Stock Markets April 14, 2026 12:52 PM

Avanos Medical Agrees to $1.27B All-Cash Buyout by AIP; Shares Jump Nearly 70%

Deal prices Avanos at $25.00 per share and moves company toward private ownership, subject to shareholder and regulatory approvals

By Sofia Navarro AVNS
Avanos Medical Agrees to $1.27B All-Cash Buyout by AIP; Shares Jump Nearly 70%
AVNS

Avanos Medical has reached a definitive agreement to be acquired by affiliates of American Industrial Partners in an all-cash deal valuing the company at approximately $1.272 billion. The transaction sets a $25.00-per-share cash price and sent Avanos stock up 69.8% on the day of the announcement. The deal, unanimously approved by Avanos’ board, is expected to close in the second half of 2026 pending customary conditions.

Key Points

  • Avanos agreed to be acquired by affiliates of American Industrial Partners in an all-cash transaction priced at $25.00 per share.
  • The per-share price represents roughly a 72.1% premium to Avanos’ closing price on April 13 and an 82.8% premium to its 30-day VWAP for the period ended April 13; the stock rose 69.8% on the announcement.
  • The transaction values Avanos at an enterprise value of about $1.272 billion, has unanimous board approval and is expected to close in the second half of 2026 pending customary approvals. Sectors impacted include healthcare/medical devices and public equity M&A activity.

Shares of Avanos Medical Inc. jumped sharply after the company disclosed a definitive agreement under which affiliates of American Industrial Partners (AIP) will acquire the company in an all-cash transaction.

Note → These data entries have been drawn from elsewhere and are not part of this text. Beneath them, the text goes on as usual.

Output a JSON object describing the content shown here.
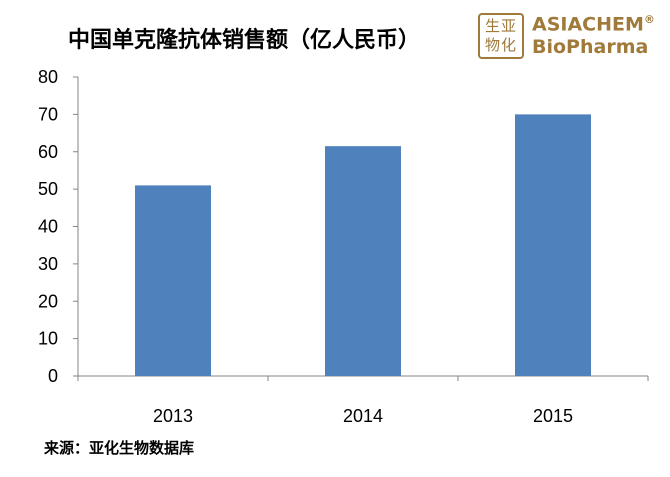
{
  "chart_data": {
    "type": "bar",
    "title": "中国单克隆抗体销售额（亿人民币）",
    "categories": [
      "2013",
      "2014",
      "2015"
    ],
    "values": [
      51,
      61.5,
      70
    ],
    "ylim": [
      0,
      80
    ],
    "yticks": [
      "0",
      "10",
      "20",
      "30",
      "40",
      "50",
      "60",
      "70",
      "80"
    ],
    "grid": false,
    "bar_color": "#4f81bd"
  },
  "logo": {
    "seal_text": "生亚物化",
    "brand_line1": "ASIACHEM",
    "brand_mark": "®",
    "brand_line2": "BioPharma"
  },
  "source": "来源：亚化生物数据库"
}
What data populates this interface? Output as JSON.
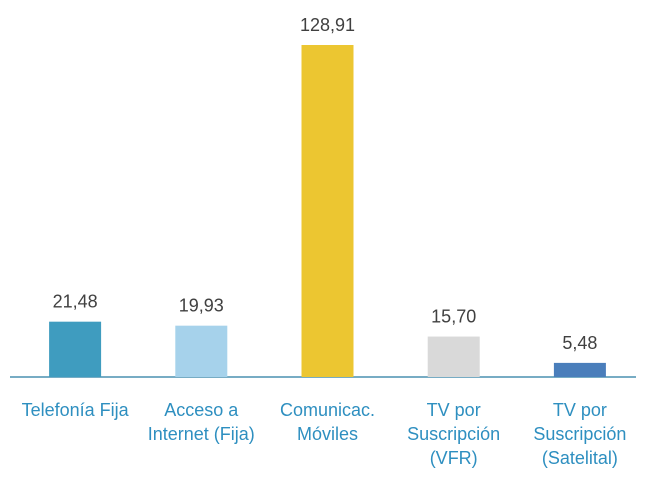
{
  "chart_data": {
    "type": "bar",
    "categories": [
      "Telefonía Fija",
      "Acceso a Internet (Fija)",
      "Comunicac. Móviles",
      "TV por Suscripción (VFR)",
      "TV por Suscripción (Satelital)"
    ],
    "values": [
      21.48,
      19.93,
      128.91,
      15.7,
      5.48
    ],
    "value_labels": [
      "21,48",
      "19,93",
      "128,91",
      "15,70",
      "5,48"
    ],
    "colors": [
      "#3f9cbf",
      "#a6d2eb",
      "#ecc631",
      "#d9d9d9",
      "#4a7ebb"
    ]
  }
}
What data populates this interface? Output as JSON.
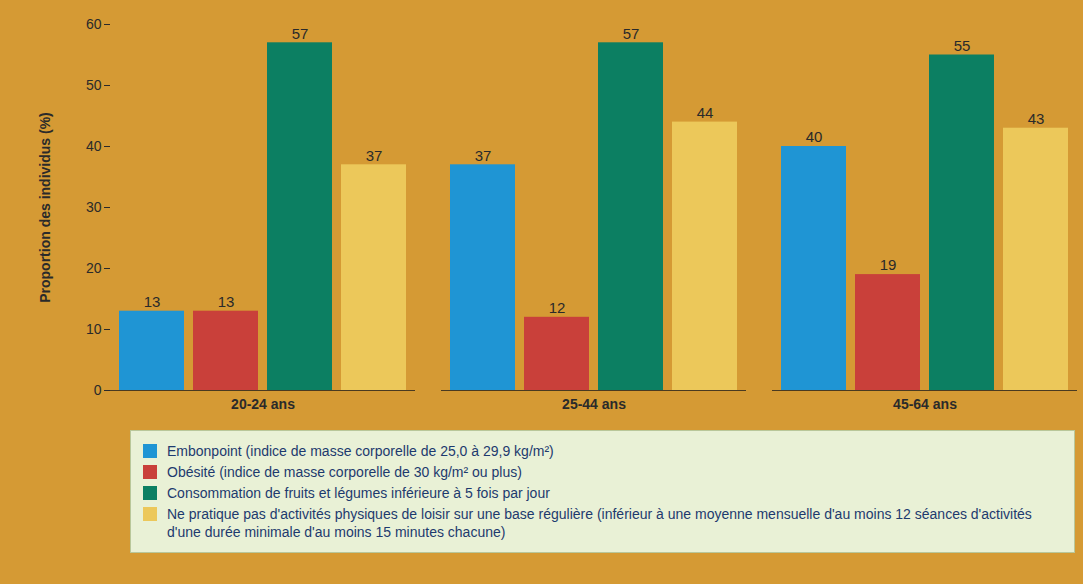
{
  "chart_data": {
    "type": "bar",
    "y_label": "Proportion des individus (%)",
    "categories": [
      "20-24 ans",
      "25-44 ans",
      "45-64 ans"
    ],
    "series": [
      {
        "name": "Embonpoint (indice de masse corporelle de 25,0 à 29,9 kg/m²)",
        "color": "#1f95d4",
        "values": [
          13,
          37,
          40
        ]
      },
      {
        "name": "Obésité (indice de masse corporelle de 30 kg/m² ou plus)",
        "color": "#c9403a",
        "values": [
          13,
          12,
          19
        ]
      },
      {
        "name": "Consommation de fruits et légumes inférieure à 5 fois par jour",
        "color": "#0c7f62",
        "values": [
          57,
          57,
          55
        ]
      },
      {
        "name": "Ne pratique pas d'activités physiques de loisir sur une base régulière (inférieur à une moyenne mensuelle d'au moins 12 séances d'activités d'une durée minimale d'au moins 15 minutes chacune)",
        "color": "#ecc85a",
        "values": [
          37,
          44,
          43
        ]
      }
    ],
    "ylim": [
      0,
      60
    ],
    "yticks": [
      0,
      10,
      20,
      30,
      40,
      50,
      60
    ],
    "grid": false,
    "data_labels": true,
    "legend": "bottom"
  }
}
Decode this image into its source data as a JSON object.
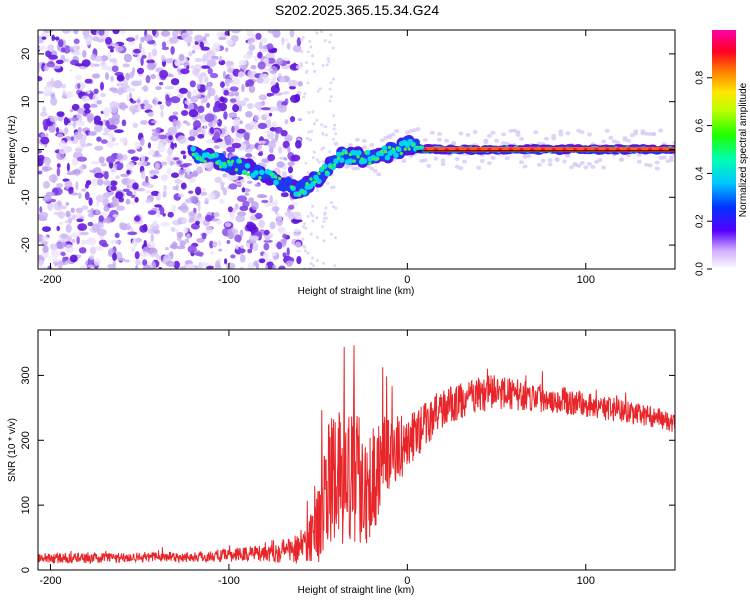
{
  "title": "S202.2025.365.15.34.G24",
  "colors": {
    "background": "#ffffff",
    "snr_line": "#e8262a",
    "spectrum_light": "#c9b3f0",
    "spectrum_dark": "#6a1be0",
    "ridge_line": "#000000"
  },
  "chart_data": [
    {
      "type": "heatmap",
      "name": "spectrogram",
      "xlabel": "Height of straight line (km)",
      "ylabel": "Frequency (Hz)",
      "xlim": [
        -207,
        150
      ],
      "ylim": [
        -25,
        25
      ],
      "xticks": [
        -200,
        -100,
        0,
        100
      ],
      "xtick_labels": [
        "-200",
        "-100",
        "0",
        "100"
      ],
      "yticks": [
        -20,
        -10,
        0,
        10,
        20
      ],
      "ytick_labels": [
        "-20",
        "-10",
        "0",
        "10",
        "20"
      ],
      "noise_region_x": [
        -207,
        -60
      ],
      "ridge": {
        "x": [
          -120,
          -110,
          -100,
          -90,
          -80,
          -70,
          -63,
          -58,
          -50,
          -45,
          -40,
          -35,
          -30,
          -25,
          -20,
          -15,
          -10,
          -5,
          0,
          5,
          10,
          20,
          40,
          60,
          80,
          100,
          120,
          140,
          150
        ],
        "y": [
          -1,
          -2,
          -3,
          -4,
          -5,
          -7,
          -8.5,
          -8,
          -6,
          -4,
          -2,
          -1.5,
          -1.5,
          -1.5,
          -1.8,
          -1.2,
          -0.5,
          0,
          1,
          0.5,
          0,
          0,
          0,
          0,
          0,
          0,
          0,
          0,
          0
        ],
        "peak_amplitude_x": [
          10,
          150
        ]
      },
      "colorbar": {
        "label": "Normalized spectral amplitude",
        "range": [
          0,
          1
        ],
        "ticks": [
          0.0,
          0.2,
          0.4,
          0.6,
          0.8
        ],
        "tick_labels": [
          "0.0",
          "0.2",
          "0.4",
          "0.6",
          "0.8"
        ],
        "colormap": "rainbow (white-violet-blue-cyan-green-yellow-red-magenta)"
      }
    },
    {
      "type": "line",
      "name": "snr",
      "xlabel": "Height of straight line (km)",
      "ylabel": "SNR (10 * v/v)",
      "xlim": [
        -207,
        150
      ],
      "ylim": [
        0,
        370
      ],
      "xticks": [
        -200,
        -100,
        0,
        100
      ],
      "xtick_labels": [
        "-200",
        "-100",
        "0",
        "100"
      ],
      "yticks": [
        0,
        100,
        200,
        300
      ],
      "ytick_labels": [
        "0",
        "100",
        "200",
        "300"
      ],
      "series": [
        {
          "name": "SNR",
          "x": [
            -207,
            -180,
            -150,
            -120,
            -100,
            -90,
            -80,
            -70,
            -60,
            -55,
            -50,
            -45,
            -40,
            -35,
            -30,
            -25,
            -20,
            -15,
            -10,
            0,
            10,
            20,
            30,
            40,
            50,
            60,
            80,
            100,
            120,
            140,
            150
          ],
          "y": [
            18,
            18,
            20,
            20,
            22,
            25,
            28,
            30,
            35,
            50,
            70,
            130,
            140,
            130,
            150,
            140,
            130,
            170,
            180,
            195,
            225,
            250,
            260,
            270,
            275,
            270,
            265,
            255,
            245,
            235,
            225
          ],
          "noise_amplitude": [
            8,
            8,
            8,
            8,
            10,
            12,
            15,
            20,
            25,
            40,
            60,
            90,
            110,
            100,
            110,
            100,
            95,
            70,
            55,
            45,
            35,
            30,
            28,
            28,
            26,
            25,
            22,
            20,
            18,
            16,
            14
          ]
        }
      ]
    }
  ]
}
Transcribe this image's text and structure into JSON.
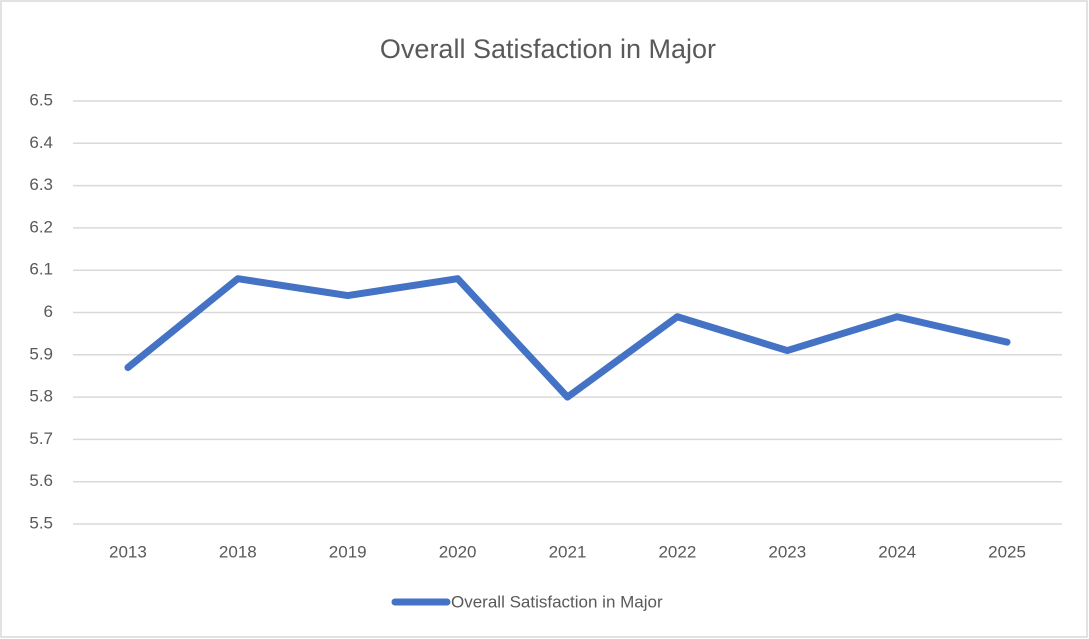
{
  "chart_data": {
    "type": "line",
    "title": "Overall Satisfaction in Major",
    "categories": [
      "2013",
      "2018",
      "2019",
      "2020",
      "2021",
      "2022",
      "2023",
      "2024",
      "2025"
    ],
    "series": [
      {
        "name": "Overall Satisfaction in Major",
        "color": "#4472c4",
        "values": [
          5.87,
          6.08,
          6.04,
          6.08,
          5.8,
          5.99,
          5.91,
          5.99,
          5.93
        ]
      }
    ],
    "ylim": [
      5.5,
      6.5
    ],
    "yticks": [
      5.5,
      5.6,
      5.7,
      5.8,
      5.9,
      6,
      6.1,
      6.2,
      6.3,
      6.4,
      6.5
    ],
    "grid": true,
    "legend": "bottom"
  }
}
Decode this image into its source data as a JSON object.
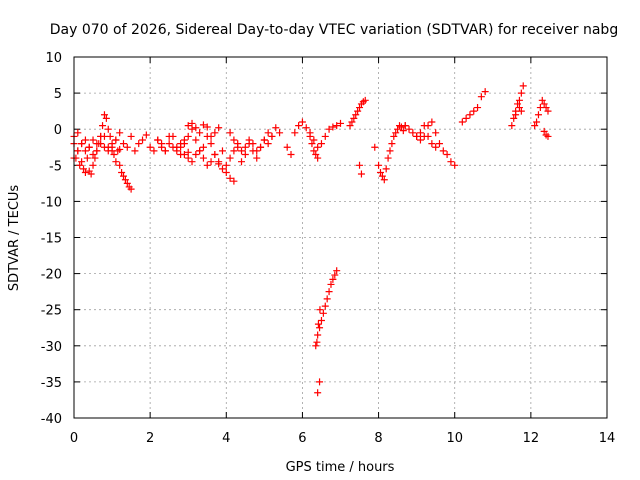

The purchase price in the agreement is $25.00 in cash for each Avanos share. That per-share consideration represents a roughly 72.1% premium to Avanos' closing stock price on April 13, the last full trading day before the announcement, and an approximately 82.8% premium to the company’s 30-day volume-weighted average share price through the period ended April 13.

Avanos' stock climbed 69.8% on the day the transaction was disclosed. The arrangement places Avanos at an enterprise value of about $1.272 billion.

The company’s board of directors unanimously approved the acquisition. Completion is expected in the second half of 2026 and remains subject to customary closing conditions, including approval by Avanos stockholders and receipt of required regulatory approvals. The agreement is not contingent on financing.

Avanos Board Chair Gary Blackford described the deal as "a milestone for Avanos that reflects the strong momentum across the business." The board stated it believes the transaction will maximize value for stockholders, create new opportunities for employees, and position the company for long-term growth.

Once the acquisition is finalized, Avanos will become a privately held company and its common stock will no longer be listed on the New York Stock Exchange. The firm will continue to be headquartered in Alpharetta, Georgia.

J.P. Morgan Securities LLC is serving as lead financial advisor to Avanos. Alston & Bird, LLP is acting as legal counsel to Avanos, while Sidley Austin LLP is serving as legal counsel to American Industrial Partners.


Context and next steps

  • The deal is structured as an all-cash acquisition at $25.00 per share.
  • It has board approval and is scheduled to close in the second half of 2026, subject to customary approvals.
  • Following closing, Avanos shares will be delisted from the NYSE and the company will operate as a private entity, retaining its Alpharetta headquarters.

Financial and advisory details

  • The transaction values Avanos at an enterprise value of approximately $1.272 billion.
  • J.P. Morgan Securities LLC is the lead financial advisor to Avanos.
  • Legal counsel to Avanos: Alston & Bird, LLP. Legal counsel to AIP: Sidley Austin LLP.

Risks

  • The acquisition remains subject to customary closing conditions, including approval by Avanos stockholders and regulatory approvals - the outcome and timing of which are not guaranteed.
  • Although the deal is not conditioned on financing, regulatory review or shareholder votes could delay or prevent completion, affecting timing for markets and stakeholders.
  • Until the transaction closes and Avanos’ stock is delisted from the NYSE, the company remains exposed to market dynamics that could influence the path to closing.